Friday, 17 July 2026

Fine margins

 


Elbert Hubbard, the American writer and philosophist who died, along with his wife, when the RMS Lusitania was sunk by a German torpedo in 1915 wrote that "the line betwen failure and success is so fine that we scarcely know when we pass it; so fine that we are often on the line and do not know it." He wasn't, but he may as well have been, writing about tench fishing on the Syndicate Lake. The rewards are there to be had in the form of top quality tench and crucians, but easy fishing it isn't, and those of us fortunate enough to fish the lake constantly "walk the line", to borrow a phrase from Johnny Cash.

I had set my alarm for 5:30am but, as is usually the case when fishing beckons, I was up before it could sound its alert and, once the dog had been walked and fed, I made the pleasant 20 minute drive to the lake. 

The first surprise of the morning was to find four other anglers fishing the lake. Usually one either has the pond to oneself or shares it with at most a couple of other fishermen, and shortly after choosing a swim and setting up, a further two anglers arrived. With the Syndicate boasting a membership of only 25, this meant that almost a third of the membership had chosen this particular Friday morning to fish! Fortunately, because the lake is set among trees, none of us were visible to the others, and apart from the occasional muted splash as a bait was cast into the depths, the sensation of peacefulness and illusion of  solitariness was maintained. 

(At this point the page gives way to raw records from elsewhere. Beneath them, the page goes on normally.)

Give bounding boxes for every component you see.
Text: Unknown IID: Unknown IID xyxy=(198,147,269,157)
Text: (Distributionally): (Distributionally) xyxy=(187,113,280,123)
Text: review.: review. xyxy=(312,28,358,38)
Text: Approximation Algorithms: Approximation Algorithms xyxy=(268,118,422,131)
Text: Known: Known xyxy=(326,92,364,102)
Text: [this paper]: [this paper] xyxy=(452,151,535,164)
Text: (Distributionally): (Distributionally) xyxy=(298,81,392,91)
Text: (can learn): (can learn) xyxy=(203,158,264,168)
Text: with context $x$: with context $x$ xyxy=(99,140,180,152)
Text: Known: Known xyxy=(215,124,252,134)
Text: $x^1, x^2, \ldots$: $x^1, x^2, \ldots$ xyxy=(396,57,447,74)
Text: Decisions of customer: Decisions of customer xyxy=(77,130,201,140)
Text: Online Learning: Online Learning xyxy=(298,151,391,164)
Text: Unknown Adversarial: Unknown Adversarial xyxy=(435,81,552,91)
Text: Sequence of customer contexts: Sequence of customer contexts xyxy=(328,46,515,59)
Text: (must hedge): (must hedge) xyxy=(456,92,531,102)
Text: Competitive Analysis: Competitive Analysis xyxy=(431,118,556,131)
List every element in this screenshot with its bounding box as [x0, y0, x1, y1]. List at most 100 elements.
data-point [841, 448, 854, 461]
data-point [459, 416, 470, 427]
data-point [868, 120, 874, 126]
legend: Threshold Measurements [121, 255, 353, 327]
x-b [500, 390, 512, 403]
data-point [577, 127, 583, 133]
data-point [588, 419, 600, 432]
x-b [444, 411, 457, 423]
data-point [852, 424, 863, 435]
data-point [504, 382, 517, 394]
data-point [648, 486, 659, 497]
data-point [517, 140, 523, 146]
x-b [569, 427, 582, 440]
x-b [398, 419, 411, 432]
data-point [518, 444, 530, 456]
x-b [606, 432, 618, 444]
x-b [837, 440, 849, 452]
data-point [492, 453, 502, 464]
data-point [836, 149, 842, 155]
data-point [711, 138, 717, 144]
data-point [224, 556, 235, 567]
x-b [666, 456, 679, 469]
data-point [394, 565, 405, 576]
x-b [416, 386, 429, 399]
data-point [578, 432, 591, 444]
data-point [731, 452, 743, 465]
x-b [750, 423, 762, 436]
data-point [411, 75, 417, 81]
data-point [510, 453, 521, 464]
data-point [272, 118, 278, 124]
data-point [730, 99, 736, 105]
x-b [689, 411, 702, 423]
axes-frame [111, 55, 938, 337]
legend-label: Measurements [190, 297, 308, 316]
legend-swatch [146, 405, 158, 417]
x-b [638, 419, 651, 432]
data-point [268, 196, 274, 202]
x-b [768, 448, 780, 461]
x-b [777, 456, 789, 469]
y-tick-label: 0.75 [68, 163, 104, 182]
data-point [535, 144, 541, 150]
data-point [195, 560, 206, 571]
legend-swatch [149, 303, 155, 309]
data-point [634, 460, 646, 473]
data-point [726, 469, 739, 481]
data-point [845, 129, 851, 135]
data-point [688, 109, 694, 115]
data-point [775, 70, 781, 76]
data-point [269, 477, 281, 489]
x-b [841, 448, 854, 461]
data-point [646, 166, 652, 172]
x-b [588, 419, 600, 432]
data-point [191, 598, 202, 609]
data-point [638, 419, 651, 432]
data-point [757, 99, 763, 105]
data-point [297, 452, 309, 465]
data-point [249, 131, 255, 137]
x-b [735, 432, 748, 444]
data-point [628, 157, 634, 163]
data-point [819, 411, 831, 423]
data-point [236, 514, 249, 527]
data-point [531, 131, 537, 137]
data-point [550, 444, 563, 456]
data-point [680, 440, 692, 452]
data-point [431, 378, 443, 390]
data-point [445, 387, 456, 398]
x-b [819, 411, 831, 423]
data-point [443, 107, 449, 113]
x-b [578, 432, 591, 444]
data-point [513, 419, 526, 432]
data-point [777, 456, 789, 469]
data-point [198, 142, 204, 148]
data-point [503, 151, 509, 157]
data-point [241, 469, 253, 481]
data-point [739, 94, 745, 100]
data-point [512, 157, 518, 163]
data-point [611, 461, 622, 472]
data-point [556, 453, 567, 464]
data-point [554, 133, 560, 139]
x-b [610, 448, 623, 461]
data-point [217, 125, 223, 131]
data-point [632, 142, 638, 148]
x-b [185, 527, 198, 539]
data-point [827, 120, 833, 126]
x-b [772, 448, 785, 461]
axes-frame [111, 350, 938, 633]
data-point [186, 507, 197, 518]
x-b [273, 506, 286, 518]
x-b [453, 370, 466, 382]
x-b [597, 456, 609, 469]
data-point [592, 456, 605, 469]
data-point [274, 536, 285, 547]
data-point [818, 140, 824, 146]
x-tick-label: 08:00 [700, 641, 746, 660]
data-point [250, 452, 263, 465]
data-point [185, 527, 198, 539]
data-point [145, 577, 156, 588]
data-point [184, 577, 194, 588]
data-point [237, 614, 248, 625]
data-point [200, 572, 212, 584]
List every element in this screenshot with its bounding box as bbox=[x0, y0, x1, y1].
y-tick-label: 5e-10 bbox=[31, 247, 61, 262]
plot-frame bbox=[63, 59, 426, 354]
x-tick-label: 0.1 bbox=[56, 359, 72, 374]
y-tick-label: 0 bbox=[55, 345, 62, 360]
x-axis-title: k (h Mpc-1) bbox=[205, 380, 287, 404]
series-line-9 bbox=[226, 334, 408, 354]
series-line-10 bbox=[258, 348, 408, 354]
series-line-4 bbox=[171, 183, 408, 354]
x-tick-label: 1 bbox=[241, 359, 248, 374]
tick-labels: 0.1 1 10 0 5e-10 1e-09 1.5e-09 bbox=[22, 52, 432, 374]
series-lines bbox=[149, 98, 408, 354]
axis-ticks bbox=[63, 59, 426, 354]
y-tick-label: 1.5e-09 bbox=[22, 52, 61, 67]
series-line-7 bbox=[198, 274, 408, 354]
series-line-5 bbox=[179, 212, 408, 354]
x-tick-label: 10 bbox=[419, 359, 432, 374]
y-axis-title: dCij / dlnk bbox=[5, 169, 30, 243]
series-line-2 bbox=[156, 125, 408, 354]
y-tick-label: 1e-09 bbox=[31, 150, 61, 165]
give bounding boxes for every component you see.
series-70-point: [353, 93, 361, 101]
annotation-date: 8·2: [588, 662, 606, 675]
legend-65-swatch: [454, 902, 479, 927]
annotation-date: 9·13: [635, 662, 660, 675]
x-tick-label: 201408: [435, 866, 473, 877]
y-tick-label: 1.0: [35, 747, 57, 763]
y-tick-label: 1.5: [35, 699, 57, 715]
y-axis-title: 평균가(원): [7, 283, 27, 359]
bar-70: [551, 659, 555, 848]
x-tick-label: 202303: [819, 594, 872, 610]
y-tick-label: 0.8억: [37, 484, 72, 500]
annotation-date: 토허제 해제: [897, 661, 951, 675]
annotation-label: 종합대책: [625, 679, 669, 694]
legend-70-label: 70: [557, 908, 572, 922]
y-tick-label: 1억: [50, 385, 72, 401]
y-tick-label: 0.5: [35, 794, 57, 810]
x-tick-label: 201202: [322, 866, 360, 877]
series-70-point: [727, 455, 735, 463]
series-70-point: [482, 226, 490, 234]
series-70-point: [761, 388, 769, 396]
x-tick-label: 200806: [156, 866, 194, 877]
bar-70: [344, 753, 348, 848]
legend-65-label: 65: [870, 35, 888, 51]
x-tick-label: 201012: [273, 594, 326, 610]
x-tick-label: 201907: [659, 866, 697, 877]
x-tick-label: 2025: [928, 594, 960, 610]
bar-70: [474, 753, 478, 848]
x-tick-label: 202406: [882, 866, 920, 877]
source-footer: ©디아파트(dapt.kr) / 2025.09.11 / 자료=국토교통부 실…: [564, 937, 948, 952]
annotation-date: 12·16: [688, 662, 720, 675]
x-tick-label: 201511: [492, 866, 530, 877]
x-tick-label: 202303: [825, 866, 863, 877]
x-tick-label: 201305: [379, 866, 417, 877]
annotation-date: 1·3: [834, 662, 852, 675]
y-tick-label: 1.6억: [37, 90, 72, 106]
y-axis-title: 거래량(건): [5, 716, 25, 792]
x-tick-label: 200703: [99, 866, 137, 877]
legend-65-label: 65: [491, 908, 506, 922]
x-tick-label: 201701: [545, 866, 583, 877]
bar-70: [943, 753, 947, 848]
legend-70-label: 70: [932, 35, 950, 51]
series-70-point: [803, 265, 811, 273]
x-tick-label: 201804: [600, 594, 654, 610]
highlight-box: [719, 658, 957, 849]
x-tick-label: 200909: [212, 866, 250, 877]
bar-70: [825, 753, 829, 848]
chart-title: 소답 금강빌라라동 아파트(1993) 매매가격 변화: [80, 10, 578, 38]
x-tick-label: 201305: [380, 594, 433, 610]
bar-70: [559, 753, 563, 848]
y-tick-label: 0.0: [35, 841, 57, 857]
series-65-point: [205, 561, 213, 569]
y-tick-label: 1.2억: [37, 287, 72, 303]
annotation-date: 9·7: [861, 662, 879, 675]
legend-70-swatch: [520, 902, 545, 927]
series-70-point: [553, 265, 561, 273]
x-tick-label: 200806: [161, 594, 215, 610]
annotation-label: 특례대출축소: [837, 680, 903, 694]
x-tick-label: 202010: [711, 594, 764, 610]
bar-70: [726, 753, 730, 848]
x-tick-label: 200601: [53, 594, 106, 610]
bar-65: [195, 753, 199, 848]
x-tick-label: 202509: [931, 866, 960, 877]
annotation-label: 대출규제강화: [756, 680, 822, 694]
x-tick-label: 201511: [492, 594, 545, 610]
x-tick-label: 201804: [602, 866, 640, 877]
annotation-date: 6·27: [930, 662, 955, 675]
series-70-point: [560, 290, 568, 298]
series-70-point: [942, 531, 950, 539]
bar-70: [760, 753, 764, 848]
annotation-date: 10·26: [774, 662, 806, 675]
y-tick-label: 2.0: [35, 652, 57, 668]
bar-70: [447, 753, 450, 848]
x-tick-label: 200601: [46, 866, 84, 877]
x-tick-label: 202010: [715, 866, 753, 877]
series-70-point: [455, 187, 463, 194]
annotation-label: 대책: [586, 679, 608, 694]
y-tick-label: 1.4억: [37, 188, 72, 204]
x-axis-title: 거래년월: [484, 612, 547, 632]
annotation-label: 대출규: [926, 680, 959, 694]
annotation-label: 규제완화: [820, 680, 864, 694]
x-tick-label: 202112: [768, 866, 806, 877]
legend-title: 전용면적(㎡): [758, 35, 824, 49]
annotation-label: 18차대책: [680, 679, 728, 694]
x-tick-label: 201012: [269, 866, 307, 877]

I cast out two rods, one baited with a boilie was dropped tight to a bed of lily pads, the other, a hair-rigged pellet fished in conjunction with a Method Feeder, was gently underarmed into the deeper channel about two and a half rod lengths out. The lily pad swim was treated to three bait-scoops of loose-fed pellets and boilies before I settled down to watch and wait. An hour and a half passed. Nothing happened. Until it did. A single, continuous tone on the bite alarm and line tearing off the reel's baitrunner function indicated that a tench had succombed to the temptation of the bait cast into the channel. The rod took on its fighting curve, and an enjoyable but relatively brief tussle between angler and tench ensued. 

As the fish was drawn over the net it was clear that this was a decent fish, and the scales recorded a pleasing weight of 6lb 3oz. 

Colin, a fellow Syndicate member, was doing some strimming and tidying up in readiness for the following day's annual Syndicate Barbecue, and was on hand to photograph the fish. Having been unhooked and subjected to the camera and scales, the fish was returned gently to her watery home to continue foraging among the weedbeds, no worse for wear as a result of the ignomony of being caught.

I fished on for a further hour and a half, but to no avail. The tench on the Syndicate Lake tend to feed in concentrated (and predictable) time slots with the "early morning bite" being most productive, with a less productive but equally well defined period in the evening when they are susceptible to capture. With the majority of the day still ahead of me (and the ubiquitous day-off list of chores to be completed) I packed the car to head for home. The morning had provided me with just the one run. Elbert Hubbard was right- it really is a fine line.